Basing its final concert for the year on Sunday around the theme of a German Christmas was a shrewd move for Bach Musica. Conductor Rita Paczian has always been drawn to the obscure and forgotten; programmes have often featured the New Zealand premieres of music first heard on the other side of the world a century or more ago.
On Sunday the rarity was the 1890 Der Stern von Bethlehem, a cantata by German composer Josef Rheinberger, best remembered for his organ works and legendary pedantry as a teacher.

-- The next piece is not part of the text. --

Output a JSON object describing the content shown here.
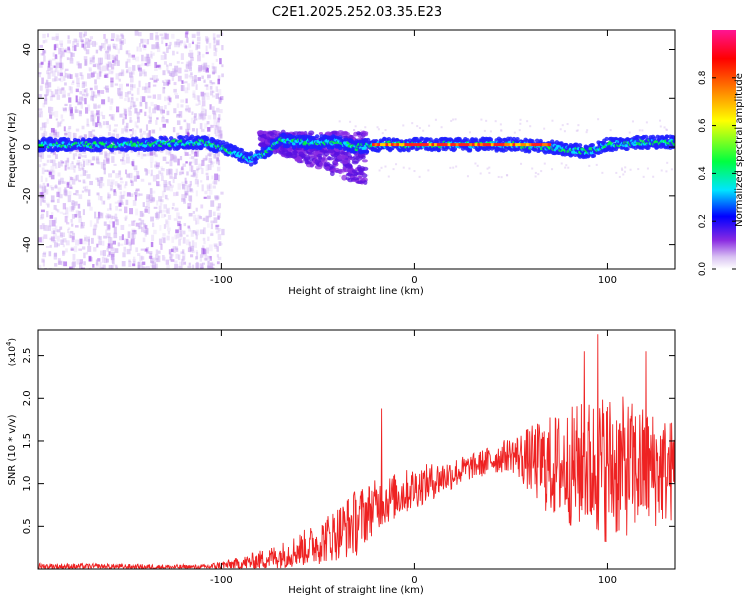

It was lightish fare, essentially Mendelssohnian in spirit, but substantially tinted with Wagnerian washes. Yet there was no denying its charm and, from the very first page, it offered the choristers the opportunity for strong, confident singing.

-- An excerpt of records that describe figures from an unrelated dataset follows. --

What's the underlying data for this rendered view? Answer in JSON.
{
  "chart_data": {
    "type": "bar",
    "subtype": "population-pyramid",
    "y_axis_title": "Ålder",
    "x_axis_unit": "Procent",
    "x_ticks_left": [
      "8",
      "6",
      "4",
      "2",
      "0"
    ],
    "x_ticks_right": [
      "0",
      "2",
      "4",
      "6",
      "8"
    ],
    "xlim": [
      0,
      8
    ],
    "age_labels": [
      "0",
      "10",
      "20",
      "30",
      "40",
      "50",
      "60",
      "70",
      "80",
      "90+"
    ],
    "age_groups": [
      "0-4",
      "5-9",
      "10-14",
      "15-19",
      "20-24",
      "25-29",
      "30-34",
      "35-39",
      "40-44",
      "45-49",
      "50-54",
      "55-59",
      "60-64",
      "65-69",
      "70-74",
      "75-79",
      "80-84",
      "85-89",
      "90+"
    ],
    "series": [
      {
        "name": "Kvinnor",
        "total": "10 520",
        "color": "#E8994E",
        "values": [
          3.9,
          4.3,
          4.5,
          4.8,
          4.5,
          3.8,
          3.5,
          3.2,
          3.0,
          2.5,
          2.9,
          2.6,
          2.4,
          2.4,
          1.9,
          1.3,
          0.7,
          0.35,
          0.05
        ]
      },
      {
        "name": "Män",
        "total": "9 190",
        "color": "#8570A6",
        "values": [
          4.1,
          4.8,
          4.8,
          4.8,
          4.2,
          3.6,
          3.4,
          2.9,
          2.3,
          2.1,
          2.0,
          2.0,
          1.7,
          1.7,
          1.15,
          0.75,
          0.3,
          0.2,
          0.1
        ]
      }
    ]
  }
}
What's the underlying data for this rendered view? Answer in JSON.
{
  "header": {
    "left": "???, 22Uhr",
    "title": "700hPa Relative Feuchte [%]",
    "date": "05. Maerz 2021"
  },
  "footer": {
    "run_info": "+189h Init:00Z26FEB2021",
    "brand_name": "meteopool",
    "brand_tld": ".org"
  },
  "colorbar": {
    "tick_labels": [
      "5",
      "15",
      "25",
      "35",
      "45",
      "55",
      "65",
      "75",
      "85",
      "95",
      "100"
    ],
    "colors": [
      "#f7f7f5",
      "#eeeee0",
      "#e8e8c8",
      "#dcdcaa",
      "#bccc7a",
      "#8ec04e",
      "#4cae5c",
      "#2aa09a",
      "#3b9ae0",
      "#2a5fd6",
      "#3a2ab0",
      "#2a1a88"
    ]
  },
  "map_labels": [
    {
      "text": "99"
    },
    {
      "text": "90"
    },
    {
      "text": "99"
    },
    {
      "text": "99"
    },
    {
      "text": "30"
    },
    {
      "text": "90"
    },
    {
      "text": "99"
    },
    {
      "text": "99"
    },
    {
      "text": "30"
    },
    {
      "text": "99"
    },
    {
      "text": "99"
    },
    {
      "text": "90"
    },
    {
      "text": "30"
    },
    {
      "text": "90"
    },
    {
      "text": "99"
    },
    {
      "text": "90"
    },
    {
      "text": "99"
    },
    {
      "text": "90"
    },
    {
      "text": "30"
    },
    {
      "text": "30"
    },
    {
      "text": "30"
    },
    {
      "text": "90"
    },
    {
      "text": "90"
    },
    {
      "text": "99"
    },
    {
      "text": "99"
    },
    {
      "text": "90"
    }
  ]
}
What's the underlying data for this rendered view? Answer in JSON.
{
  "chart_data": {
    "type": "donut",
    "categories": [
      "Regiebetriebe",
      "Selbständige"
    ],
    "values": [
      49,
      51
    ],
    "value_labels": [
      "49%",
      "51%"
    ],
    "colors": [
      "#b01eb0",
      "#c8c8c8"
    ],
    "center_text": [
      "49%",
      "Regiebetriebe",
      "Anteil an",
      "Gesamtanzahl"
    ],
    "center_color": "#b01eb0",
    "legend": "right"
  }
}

The orchestra, too, more than played its part, under Paczian's astute baton.
Richard Phillips, Tavis Gravatt and Anthony Schneider were a mellifluous Three Wise Men and Morag Atchison was a soprano with the vocal armament to give her Maria aria its Wagnerian dues.
Earlier, Bach's D minor Double Concerto had no shortage of energy and spirit. Of the two soloists, Sarah McCracken and Justine Cormack, Cormack presented the sharper profile in a work that very much pits the one violin against the other.

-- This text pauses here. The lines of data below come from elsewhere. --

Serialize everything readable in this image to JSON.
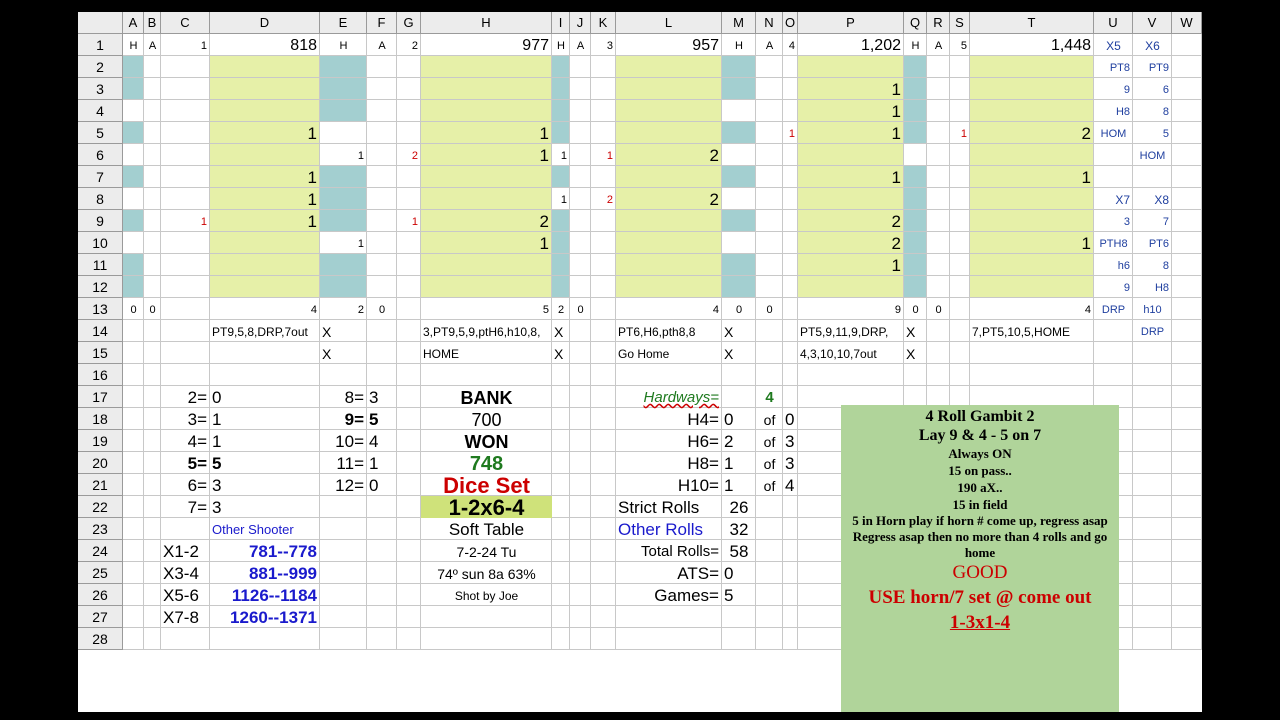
{
  "columns": [
    "A",
    "B",
    "C",
    "D",
    "E",
    "F",
    "G",
    "H",
    "I",
    "J",
    "K",
    "L",
    "M",
    "N",
    "O",
    "P",
    "Q",
    "R",
    "S",
    "T",
    "U",
    "V",
    "W"
  ],
  "rows": [
    "1",
    "2",
    "3",
    "4",
    "5",
    "6",
    "7",
    "8",
    "9",
    "10",
    "11",
    "12",
    "13",
    "14",
    "15",
    "16",
    "17",
    "18",
    "19",
    "20",
    "21",
    "22",
    "23",
    "24",
    "25",
    "26",
    "27",
    "28"
  ],
  "colors": {
    "yellow": "#e6f0a8",
    "teal": "#a3cfd0",
    "red": "#cc0000",
    "blue": "#1a1acc",
    "green": "#1f7a1f",
    "panel": "#b0d49a",
    "navy": "#1f3f9f"
  },
  "cells": [
    {
      "t": "H",
      "c": "A",
      "r": 1,
      "a": "c",
      "s": 11
    },
    {
      "t": "A",
      "c": "B",
      "r": 1,
      "a": "c",
      "s": 11
    },
    {
      "t": "1",
      "c": "C",
      "r": 1,
      "a": "r",
      "s": 11
    },
    {
      "t": "818",
      "c": "D",
      "r": 1,
      "a": "r",
      "s": 16
    },
    {
      "t": "H",
      "c": "E",
      "r": 1,
      "a": "c",
      "s": 11
    },
    {
      "t": "A",
      "c": "F",
      "r": 1,
      "a": "c",
      "s": 11
    },
    {
      "t": "2",
      "c": "G",
      "r": 1,
      "a": "r",
      "s": 11
    },
    {
      "t": "977",
      "c": "H",
      "r": 1,
      "a": "r",
      "s": 16
    },
    {
      "t": "H",
      "c": "I",
      "r": 1,
      "a": "c",
      "s": 11
    },
    {
      "t": "A",
      "c": "J",
      "r": 1,
      "a": "c",
      "s": 11
    },
    {
      "t": "3",
      "c": "K",
      "r": 1,
      "a": "r",
      "s": 11
    },
    {
      "t": "957",
      "c": "L",
      "r": 1,
      "a": "r",
      "s": 16
    },
    {
      "t": "H",
      "c": "M",
      "r": 1,
      "a": "c",
      "s": 11
    },
    {
      "t": "A",
      "c": "N",
      "r": 1,
      "a": "c",
      "s": 11
    },
    {
      "t": "4",
      "c": "O",
      "r": 1,
      "a": "r",
      "s": 11
    },
    {
      "t": "1,202",
      "c": "P",
      "r": 1,
      "a": "r",
      "s": 16
    },
    {
      "t": "H",
      "c": "Q",
      "r": 1,
      "a": "c",
      "s": 11
    },
    {
      "t": "A",
      "c": "R",
      "r": 1,
      "a": "c",
      "s": 11
    },
    {
      "t": "5",
      "c": "S",
      "r": 1,
      "a": "r",
      "s": 11
    },
    {
      "t": "1,448",
      "c": "T",
      "r": 1,
      "a": "r",
      "s": 16
    },
    {
      "t": "X5",
      "c": "U",
      "r": 1,
      "a": "c",
      "s": 12,
      "col": "navy"
    },
    {
      "t": "X6",
      "c": "V",
      "r": 1,
      "a": "c",
      "s": 12,
      "col": "navy"
    },
    {
      "t": "PT8",
      "c": "U",
      "r": 2,
      "a": "r",
      "s": 11,
      "col": "navy"
    },
    {
      "t": "PT9",
      "c": "V",
      "r": 2,
      "a": "r",
      "s": 11,
      "col": "navy"
    },
    {
      "t": "1",
      "c": "P",
      "r": 3,
      "a": "r",
      "s": 17
    },
    {
      "t": "9",
      "c": "U",
      "r": 3,
      "a": "r",
      "s": 11,
      "col": "navy"
    },
    {
      "t": "6",
      "c": "V",
      "r": 3,
      "a": "r",
      "s": 11,
      "col": "navy"
    },
    {
      "t": "1",
      "c": "P",
      "r": 4,
      "a": "r",
      "s": 17
    },
    {
      "t": "H8",
      "c": "U",
      "r": 4,
      "a": "r",
      "s": 11,
      "col": "navy"
    },
    {
      "t": "8",
      "c": "V",
      "r": 4,
      "a": "r",
      "s": 11,
      "col": "navy"
    },
    {
      "t": "1",
      "c": "D",
      "r": 5,
      "a": "r",
      "s": 17
    },
    {
      "t": "1",
      "c": "H",
      "r": 5,
      "a": "r",
      "s": 17
    },
    {
      "t": "1",
      "c": "O",
      "r": 5,
      "a": "r",
      "s": 11,
      "col": "red"
    },
    {
      "t": "1",
      "c": "P",
      "r": 5,
      "a": "r",
      "s": 17
    },
    {
      "t": "1",
      "c": "S",
      "r": 5,
      "a": "r",
      "s": 11,
      "col": "red"
    },
    {
      "t": "2",
      "c": "T",
      "r": 5,
      "a": "r",
      "s": 17
    },
    {
      "t": "HOM",
      "c": "U",
      "r": 5,
      "a": "c",
      "s": 11,
      "col": "navy"
    },
    {
      "t": "5",
      "c": "V",
      "r": 5,
      "a": "r",
      "s": 11,
      "col": "navy"
    },
    {
      "t": "1",
      "c": "E",
      "r": 6,
      "a": "r",
      "s": 11
    },
    {
      "t": "2",
      "c": "G",
      "r": 6,
      "a": "r",
      "s": 11,
      "col": "red"
    },
    {
      "t": "1",
      "c": "H",
      "r": 6,
      "a": "r",
      "s": 17
    },
    {
      "t": "1",
      "c": "I",
      "r": 6,
      "a": "r",
      "s": 11
    },
    {
      "t": "1",
      "c": "K",
      "r": 6,
      "a": "r",
      "s": 11,
      "col": "red"
    },
    {
      "t": "2",
      "c": "L",
      "r": 6,
      "a": "r",
      "s": 17
    },
    {
      "t": "HOM",
      "c": "V",
      "r": 6,
      "a": "c",
      "s": 11,
      "col": "navy"
    },
    {
      "t": "1",
      "c": "D",
      "r": 7,
      "a": "r",
      "s": 17
    },
    {
      "t": "1",
      "c": "P",
      "r": 7,
      "a": "r",
      "s": 17
    },
    {
      "t": "1",
      "c": "T",
      "r": 7,
      "a": "r",
      "s": 17
    },
    {
      "t": "1",
      "c": "D",
      "r": 8,
      "a": "r",
      "s": 17
    },
    {
      "t": "1",
      "c": "I",
      "r": 8,
      "a": "r",
      "s": 11
    },
    {
      "t": "2",
      "c": "K",
      "r": 8,
      "a": "r",
      "s": 11,
      "col": "red"
    },
    {
      "t": "2",
      "c": "L",
      "r": 8,
      "a": "r",
      "s": 17
    },
    {
      "t": "X7",
      "c": "U",
      "r": 8,
      "a": "r",
      "s": 12,
      "col": "navy"
    },
    {
      "t": "X8",
      "c": "V",
      "r": 8,
      "a": "r",
      "s": 12,
      "col": "navy"
    },
    {
      "t": "1",
      "c": "C",
      "r": 9,
      "a": "r",
      "s": 11,
      "col": "red"
    },
    {
      "t": "1",
      "c": "D",
      "r": 9,
      "a": "r",
      "s": 17
    },
    {
      "t": "1",
      "c": "G",
      "r": 9,
      "a": "r",
      "s": 11,
      "col": "red"
    },
    {
      "t": "2",
      "c": "H",
      "r": 9,
      "a": "r",
      "s": 17
    },
    {
      "t": "2",
      "c": "P",
      "r": 9,
      "a": "r",
      "s": 17
    },
    {
      "t": "3",
      "c": "U",
      "r": 9,
      "a": "r",
      "s": 11,
      "col": "navy"
    },
    {
      "t": "7",
      "c": "V",
      "r": 9,
      "a": "r",
      "s": 11,
      "col": "navy"
    },
    {
      "t": "1",
      "c": "E",
      "r": 10,
      "a": "r",
      "s": 11
    },
    {
      "t": "1",
      "c": "H",
      "r": 10,
      "a": "r",
      "s": 17
    },
    {
      "t": "2",
      "c": "P",
      "r": 10,
      "a": "r",
      "s": 17
    },
    {
      "t": "1",
      "c": "T",
      "r": 10,
      "a": "r",
      "s": 17
    },
    {
      "t": "PTH8",
      "c": "U",
      "r": 10,
      "a": "c",
      "s": 11,
      "col": "navy"
    },
    {
      "t": "PT6",
      "c": "V",
      "r": 10,
      "a": "r",
      "s": 11,
      "col": "navy"
    },
    {
      "t": "1",
      "c": "P",
      "r": 11,
      "a": "r",
      "s": 17
    },
    {
      "t": "h6",
      "c": "U",
      "r": 11,
      "a": "r",
      "s": 11,
      "col": "navy"
    },
    {
      "t": "8",
      "c": "V",
      "r": 11,
      "a": "r",
      "s": 11,
      "col": "navy"
    },
    {
      "t": "9",
      "c": "U",
      "r": 12,
      "a": "r",
      "s": 11,
      "col": "navy"
    },
    {
      "t": "H8",
      "c": "V",
      "r": 12,
      "a": "r",
      "s": 11,
      "col": "navy"
    },
    {
      "t": "0",
      "c": "A",
      "r": 13,
      "a": "c",
      "s": 11
    },
    {
      "t": "0",
      "c": "B",
      "r": 13,
      "a": "c",
      "s": 11
    },
    {
      "t": "4",
      "c": "D",
      "r": 13,
      "a": "r",
      "s": 11
    },
    {
      "t": "2",
      "c": "E",
      "r": 13,
      "a": "r",
      "s": 11
    },
    {
      "t": "0",
      "c": "F",
      "r": 13,
      "a": "c",
      "s": 11
    },
    {
      "t": "5",
      "c": "H",
      "r": 13,
      "a": "r",
      "s": 11
    },
    {
      "t": "2",
      "c": "I",
      "r": 13,
      "a": "c",
      "s": 11
    },
    {
      "t": "0",
      "c": "J",
      "r": 13,
      "a": "c",
      "s": 11
    },
    {
      "t": "4",
      "c": "L",
      "r": 13,
      "a": "r",
      "s": 11
    },
    {
      "t": "0",
      "c": "M",
      "r": 13,
      "a": "c",
      "s": 11
    },
    {
      "t": "0",
      "c": "N",
      "r": 13,
      "a": "c",
      "s": 11
    },
    {
      "t": "9",
      "c": "P",
      "r": 13,
      "a": "r",
      "s": 11
    },
    {
      "t": "0",
      "c": "Q",
      "r": 13,
      "a": "c",
      "s": 11
    },
    {
      "t": "0",
      "c": "R",
      "r": 13,
      "a": "c",
      "s": 11
    },
    {
      "t": "4",
      "c": "T",
      "r": 13,
      "a": "r",
      "s": 11
    },
    {
      "t": "DRP",
      "c": "U",
      "r": 13,
      "a": "c",
      "s": 11,
      "col": "navy"
    },
    {
      "t": "h10",
      "c": "V",
      "r": 13,
      "a": "c",
      "s": 11,
      "col": "navy"
    },
    {
      "t": "PT9,5,8,DRP,7out",
      "c": "D",
      "r": 14,
      "a": "l",
      "s": 12
    },
    {
      "t": "X",
      "c": "E",
      "r": 14,
      "a": "l",
      "s": 14
    },
    {
      "t": "3,PT9,5,9,ptH6,h10,8,",
      "c": "H",
      "r": 14,
      "a": "l",
      "s": 12
    },
    {
      "t": "X",
      "c": "I",
      "r": 14,
      "a": "l",
      "s": 14
    },
    {
      "t": "PT6,H6,pth8,8",
      "c": "L",
      "r": 14,
      "a": "l",
      "s": 12
    },
    {
      "t": "X",
      "c": "M",
      "r": 14,
      "a": "l",
      "s": 14
    },
    {
      "t": "PT5,9,11,9,DRP,",
      "c": "P",
      "r": 14,
      "a": "l",
      "s": 12
    },
    {
      "t": "X",
      "c": "Q",
      "r": 14,
      "a": "l",
      "s": 14
    },
    {
      "t": "7,PT5,10,5,HOME",
      "c": "T",
      "r": 14,
      "a": "l",
      "s": 12
    },
    {
      "t": "DRP",
      "c": "V",
      "r": 14,
      "a": "c",
      "s": 11,
      "col": "navy"
    },
    {
      "t": "X",
      "c": "E",
      "r": 15,
      "a": "l",
      "s": 14
    },
    {
      "t": "HOME",
      "c": "H",
      "r": 15,
      "a": "l",
      "s": 12
    },
    {
      "t": "X",
      "c": "I",
      "r": 15,
      "a": "l",
      "s": 14
    },
    {
      "t": "Go Home",
      "c": "L",
      "r": 15,
      "a": "l",
      "s": 12
    },
    {
      "t": "X",
      "c": "M",
      "r": 15,
      "a": "l",
      "s": 14
    },
    {
      "t": "4,3,10,10,7out",
      "c": "P",
      "r": 15,
      "a": "l",
      "s": 12
    },
    {
      "t": "X",
      "c": "Q",
      "r": 15,
      "a": "l",
      "s": 14
    },
    {
      "t": "2=",
      "c": "C",
      "r": 17,
      "a": "r",
      "s": 17
    },
    {
      "t": "0",
      "c": "D",
      "r": 17,
      "a": "l",
      "s": 17
    },
    {
      "t": "8=",
      "c": "E",
      "r": 17,
      "a": "r",
      "s": 17
    },
    {
      "t": "3",
      "c": "F",
      "r": 17,
      "a": "l",
      "s": 17
    },
    {
      "t": "BANK",
      "c": "H",
      "r": 17,
      "a": "c",
      "s": 18,
      "b": 1
    },
    {
      "t": "Hardways=",
      "c": "L",
      "r": 17,
      "a": "r",
      "s": 15,
      "col": "green",
      "it": 1,
      "u": 1
    },
    {
      "t": "4",
      "c": "N",
      "r": 17,
      "a": "c",
      "s": 15,
      "col": "green",
      "b": 1
    },
    {
      "t": "3=",
      "c": "C",
      "r": 18,
      "a": "r",
      "s": 17
    },
    {
      "t": "1",
      "c": "D",
      "r": 18,
      "a": "l",
      "s": 17
    },
    {
      "t": "9=",
      "c": "E",
      "r": 18,
      "a": "r",
      "s": 17,
      "b": 1
    },
    {
      "t": "5",
      "c": "F",
      "r": 18,
      "a": "l",
      "s": 17,
      "b": 1
    },
    {
      "t": "700",
      "c": "H",
      "r": 18,
      "a": "c",
      "s": 18
    },
    {
      "t": "H4=",
      "c": "L",
      "r": 18,
      "a": "r",
      "s": 17
    },
    {
      "t": "0",
      "c": "M",
      "r": 18,
      "a": "l",
      "s": 17
    },
    {
      "t": "of",
      "c": "N",
      "r": 18,
      "a": "c",
      "s": 14
    },
    {
      "t": "0",
      "c": "O",
      "r": 18,
      "a": "l",
      "s": 17
    },
    {
      "t": "4=",
      "c": "C",
      "r": 19,
      "a": "r",
      "s": 17
    },
    {
      "t": "1",
      "c": "D",
      "r": 19,
      "a": "l",
      "s": 17
    },
    {
      "t": "10=",
      "c": "E",
      "r": 19,
      "a": "r",
      "s": 17
    },
    {
      "t": "4",
      "c": "F",
      "r": 19,
      "a": "l",
      "s": 17
    },
    {
      "t": "WON",
      "c": "H",
      "r": 19,
      "a": "c",
      "s": 18,
      "b": 1
    },
    {
      "t": "H6=",
      "c": "L",
      "r": 19,
      "a": "r",
      "s": 17
    },
    {
      "t": "2",
      "c": "M",
      "r": 19,
      "a": "l",
      "s": 17
    },
    {
      "t": "of",
      "c": "N",
      "r": 19,
      "a": "c",
      "s": 14
    },
    {
      "t": "3",
      "c": "O",
      "r": 19,
      "a": "l",
      "s": 17
    },
    {
      "t": "5=",
      "c": "C",
      "r": 20,
      "a": "r",
      "s": 17,
      "b": 1
    },
    {
      "t": "5",
      "c": "D",
      "r": 20,
      "a": "l",
      "s": 17,
      "b": 1
    },
    {
      "t": "11=",
      "c": "E",
      "r": 20,
      "a": "r",
      "s": 17
    },
    {
      "t": "1",
      "c": "F",
      "r": 20,
      "a": "l",
      "s": 17
    },
    {
      "t": "748",
      "c": "H",
      "r": 20,
      "a": "c",
      "s": 20,
      "b": 1,
      "col": "green"
    },
    {
      "t": "H8=",
      "c": "L",
      "r": 20,
      "a": "r",
      "s": 17
    },
    {
      "t": "1",
      "c": "M",
      "r": 20,
      "a": "l",
      "s": 17
    },
    {
      "t": "of",
      "c": "N",
      "r": 20,
      "a": "c",
      "s": 14
    },
    {
      "t": "3",
      "c": "O",
      "r": 20,
      "a": "l",
      "s": 17
    },
    {
      "t": "6=",
      "c": "C",
      "r": 21,
      "a": "r",
      "s": 17
    },
    {
      "t": "3",
      "c": "D",
      "r": 21,
      "a": "l",
      "s": 17
    },
    {
      "t": "12=",
      "c": "E",
      "r": 21,
      "a": "r",
      "s": 17
    },
    {
      "t": "0",
      "c": "F",
      "r": 21,
      "a": "l",
      "s": 17
    },
    {
      "t": "Dice Set",
      "c": "H",
      "r": 21,
      "a": "c",
      "s": 22,
      "b": 1,
      "col": "red"
    },
    {
      "t": "H10=",
      "c": "L",
      "r": 21,
      "a": "r",
      "s": 17
    },
    {
      "t": "1",
      "c": "M",
      "r": 21,
      "a": "l",
      "s": 17
    },
    {
      "t": "of",
      "c": "N",
      "r": 21,
      "a": "c",
      "s": 14
    },
    {
      "t": "4",
      "c": "O",
      "r": 21,
      "a": "l",
      "s": 17
    },
    {
      "t": "7=",
      "c": "C",
      "r": 22,
      "a": "r",
      "s": 17
    },
    {
      "t": "3",
      "c": "D",
      "r": 22,
      "a": "l",
      "s": 17
    },
    {
      "t": "1-2x6-4",
      "c": "H",
      "r": 22,
      "a": "c",
      "s": 22,
      "b": 1,
      "bg": "#cfe27a"
    },
    {
      "t": "Strict Rolls",
      "c": "L",
      "r": 22,
      "a": "l",
      "s": 17
    },
    {
      "t": "26",
      "c": "M",
      "r": 22,
      "a": "c",
      "s": 17
    },
    {
      "t": "Other Shooter",
      "c": "D",
      "r": 23,
      "a": "l",
      "s": 13,
      "col": "blue"
    },
    {
      "t": "Soft Table",
      "c": "H",
      "r": 23,
      "a": "c",
      "s": 17
    },
    {
      "t": "Other Rolls",
      "c": "L",
      "r": 23,
      "a": "l",
      "s": 17,
      "col": "blue"
    },
    {
      "t": "32",
      "c": "M",
      "r": 23,
      "a": "c",
      "s": 17
    },
    {
      "t": "X1-2",
      "c": "C",
      "r": 24,
      "a": "l",
      "s": 17
    },
    {
      "t": "781--778",
      "c": "D",
      "r": 24,
      "a": "r",
      "s": 17,
      "b": 1,
      "col": "blue"
    },
    {
      "t": "7-2-24 Tu",
      "c": "H",
      "r": 24,
      "a": "c",
      "s": 14
    },
    {
      "t": "Total Rolls=",
      "c": "L",
      "r": 24,
      "a": "r",
      "s": 15
    },
    {
      "t": "58",
      "c": "M",
      "r": 24,
      "a": "c",
      "s": 17
    },
    {
      "t": "X3-4",
      "c": "C",
      "r": 25,
      "a": "l",
      "s": 17
    },
    {
      "t": "881--999",
      "c": "D",
      "r": 25,
      "a": "r",
      "s": 17,
      "b": 1,
      "col": "blue"
    },
    {
      "t": "74º sun 8a 63%",
      "c": "H",
      "r": 25,
      "a": "c",
      "s": 14
    },
    {
      "t": "ATS=",
      "c": "L",
      "r": 25,
      "a": "r",
      "s": 17
    },
    {
      "t": "0",
      "c": "M",
      "r": 25,
      "a": "l",
      "s": 17
    },
    {
      "t": "X5-6",
      "c": "C",
      "r": 26,
      "a": "l",
      "s": 17
    },
    {
      "t": "1126--1184",
      "c": "D",
      "r": 26,
      "a": "r",
      "s": 17,
      "b": 1,
      "col": "blue"
    },
    {
      "t": "Shot by Joe",
      "c": "H",
      "r": 26,
      "a": "c",
      "s": 12
    },
    {
      "t": "Games=",
      "c": "L",
      "r": 26,
      "a": "r",
      "s": 17
    },
    {
      "t": "5",
      "c": "M",
      "r": 26,
      "a": "l",
      "s": 17
    },
    {
      "t": "X7-8",
      "c": "C",
      "r": 27,
      "a": "l",
      "s": 17
    },
    {
      "t": "1260--1371",
      "c": "D",
      "r": 27,
      "a": "r",
      "s": 17,
      "b": 1,
      "col": "blue"
    }
  ],
  "panel": {
    "title": "4 Roll Gambit 2",
    "subtitle": "Lay 9 & 4 - 5 on 7",
    "lines": [
      "Always ON",
      "15 on pass..",
      "190 aX..",
      "15 in field",
      "5 in Horn play if horn # come up, regress asap",
      "Regress asap then no more than 4 rolls and go home"
    ],
    "good": "GOOD",
    "use": "USE horn/7 set @ come out",
    "set": "1-3x1-4"
  }
}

I could have forgone a selection of German Christmas carols presented in somewhat pedestrian arrangements although even here there were surprises. The first was having Handel's See the conquering hero comes presented as Tochter Zion, freue dich; the second, a sentimental but pretty Silent Night, centred around the liquid tones of Ji Yin's harp.
The good news for Bach Musica is that next year the group leaves the cathedral for the better acoustics of Baradene College's auditorium and Auckland Town Hall, with a set of five attractive evening concerts. Some first-rate soloists have been engaged and, in May, they will offer a long overdue nod to women composers from Fanny Mendelssohn and Cecile Chaminade to our own Dorothy Buchanan and Leonie Holmes.